WHEN WILL RACIAL PROFILING RESULT IN AN ARBITRARY DETENTION? A Canadian Perspective

From Judge Wayne Gorman:

In R. v. Dudhi, 2019 ONCA 665, August 22, 2019, the accused was charged with the offences of possession of cocaine for the purpose of trafficking and breach of recognizance.  The police arrested the accused for breaching a condition of his recognizance that was no longer in force.  After the arrest, the police searched the vehicle the accused had been driving and found cocaine.

At the trial, there was evidence that the “the arresting officer [Constable Clayton] made a comment over the radio to his police colleagues about ‘brown’ drug dealers”.

The accused argued that “he was racially profiled and therefore arbitrarily detained, contrary to s. 9 of the Charter”. The trial juge concluded that “there was no link between the comment and the reason for the arrest”. The cocaine was admitted as evidence and the accused was convicted.

The accused appealed from conviction.  The Ontario Court of Appeal concluded that the trial judge erred in his analysis of whether racial profiling had occurred and in his application of section 24(2) of the Charter.  The Court of Appeal set aside the convictions and ordered a new trial.

Racial Profiling:

The Court of Appeal indicated that racial profiling “has two components: (1) an attitudinal component; and (2) a causation component”.  These components were explained by the Court of Appeal in the following manner (at paragraph 55):

The attitudinal component is the acceptance by a person in authority, such as a police officer, that race or racial stereotypes are relevant in identifying the propensity to offend or to be dangerous…The causation component requires that this race-based thinking must consciously or unconsciously play a causal role. Meaning, race or the racial stereotype must motivate or influence, to any degree, decisions by persons in authority regarding suspect selection or subject treatment.
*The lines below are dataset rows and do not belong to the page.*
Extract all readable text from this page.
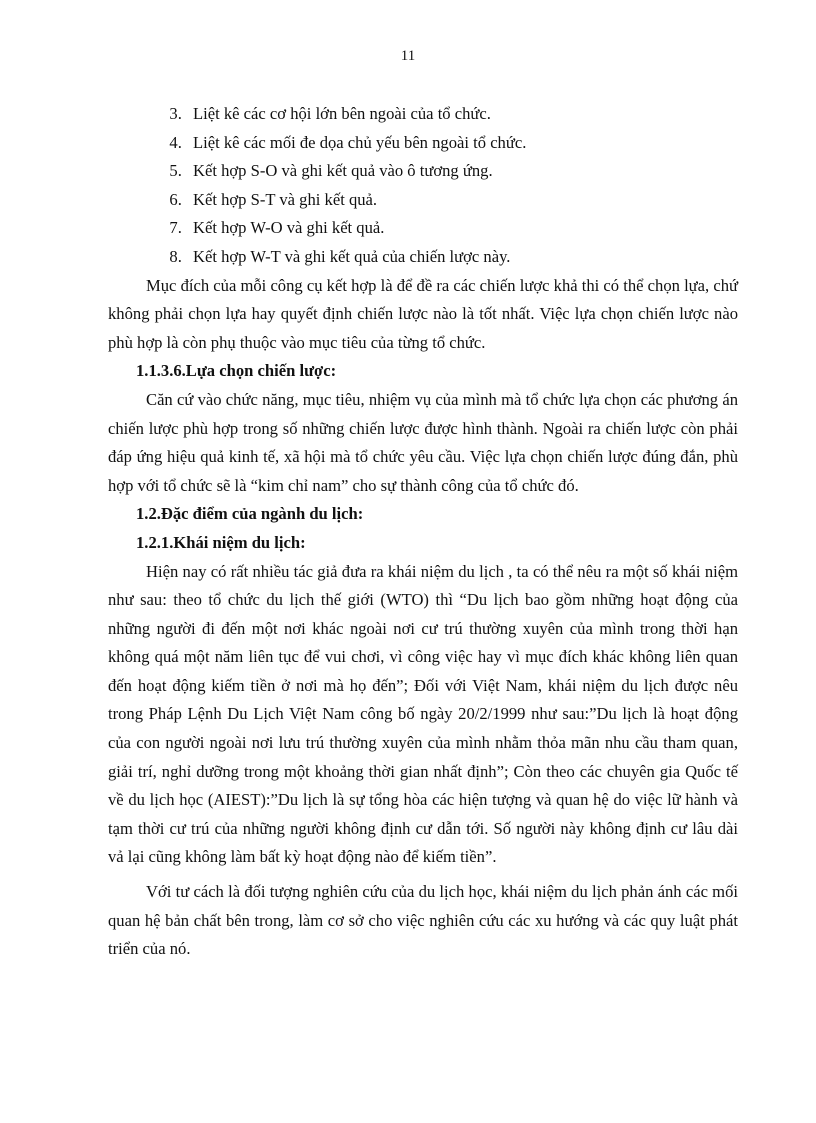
11
3. Liệt kê các cơ hội lớn bên ngoài của tổ chức.
4. Liệt kê các mối đe dọa chủ yếu bên ngoài tổ chức.
5. Kết hợp S-O và ghi kết quả vào ô tương ứng.
6. Kết hợp S-T và ghi kết quả.
7. Kết hợp W-O và ghi kết quả.
8. Kết hợp W-T và ghi kết quả của chiến lược này.

Mục đích của mỗi công cụ kết hợp là để đề ra các chiến lược khả thi có thể chọn lựa, chứ không phải chọn lựa hay quyết định chiến lược nào là tốt nhất. Việc lựa chọn chiến lược nào phù hợp là còn phụ thuộc vào mục tiêu của từng tổ chức.

1.1.3.6.Lựa chọn chiến lược:

Căn cứ vào chức năng, mục tiêu, nhiệm vụ của mình mà tổ chức lựa chọn các phương án chiến lược phù hợp trong số những chiến lược được hình thành. Ngoài ra chiến lược còn phải đáp ứng hiệu quả kinh tế, xã hội mà tổ chức yêu cầu. Việc lựa chọn chiến lược đúng đắn, phù hợp với tổ chức sẽ là “kim chỉ nam” cho sự thành công của tổ chức đó.

1.2.Đặc điểm của ngành du lịch:
1.2.1.Khái niệm du lịch:

Hiện nay có rất nhiều tác giả đưa ra khái niệm du lịch , ta có thể nêu ra một số khái niệm như sau: theo tổ chức du lịch thế giới (WTO) thì “Du lịch bao gồm những hoạt động của những người đi đến một nơi khác ngoài nơi cư trú thường xuyên của mình trong thời hạn không quá một năm liên tục để vui chơi, vì công việc hay vì mục đích khác không liên quan đến hoạt động kiếm tiền ở nơi mà họ đến”; Đối với Việt Nam, khái niệm du lịch được nêu trong Pháp Lệnh Du Lịch Việt Nam công bố ngày 20/2/1999 như sau:”Du lịch là hoạt động của con người ngoài nơi lưu trú thường xuyên của mình nhằm thỏa mãn nhu cầu tham quan, giải trí, nghỉ dưỡng trong một khoảng thời gian nhất định”; Còn theo các chuyên gia Quốc tế về du lịch học (AIEST):”Du lịch là sự tổng hòa các hiện tượng và quan hệ do việc lữ hành và tạm thời cư trú của những người không định cư dẫn tới. Số người này không định cư lâu dài vả lại cũng không làm bất kỳ hoạt động nào để kiếm tiền”.

Với tư cách là đối tượng nghiên cứu của du lịch học, khái niệm du lịch phản ánh các mối quan hệ bản chất bên trong, làm cơ sở cho việc nghiên cứu các xu hướng và các quy luật phát triển của nó.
The Court of Appeal indicated that “racial profiling occurs where race or racial stereotypes are used ‘to any degree in suspect selection or subject treatment’” (at paragraph 59). Thus, “a decision need not be motivated solely or even mainly on race or racial stereotypes to nevertheless be ‘based on’ race or racial stereotypes. If illegitimate thinking about race or racial stereotypes factors into suspect selection or subject treatment, any pretence that the decision was reasonable is defeated. The decision will be contaminated by improper thinking and cannot satisfy the legal standards in place for suspect selection or subject treatment” (at paragraph 62).

In the context of this case, the Ontario Court of Appeal concluded that the trial judge “committed two errors in his racial profiling reasoning, each relating to the causation component. First, he believed improperly that the racist comment made by Cst. Clayton could not support a racial profiling finding because it was uttered after the decision to arrest had already been made. Second, he gave undue weight to what he felt were reasonable grounds that would have justified Mr. Dudhi’s arrest in any event” (at paragraph 67).

Section 24(2):

The Court of Appeal also concluded that the trial judge erred in his application of section 24(2) of the Charter (at paragraphs 90 and 91):

First, I cannot accept the trial judge’s finding that the failure of the officers to “dig deeper” before arresting Mr. Dudhi “falls closer to the less serious negligence or lack of due diligence end of the continuum.” This conclusion reflects an error in principle: the continuum spans good faith to bad faith. Negligence or the lack of due diligence does not fall at either end of that continuum…The negligence demonstrated by the officers in this case is far removed from good faith and actually sits more proximate to the bad faith end of the breach spectrum…

Second, I cannot agree with the trial judge’s view that even had the police learned that the cellphone prohibition had been varied, they could have stopped Mr. Dudhi in any event under the authority of the Highway Traffic Act. I agree with Mr. Dudhi’s submission on this point. Had the police used the Highway Traffic Act to pursue a drug investigation, this would have been a pretence stop, contrary to the Charter.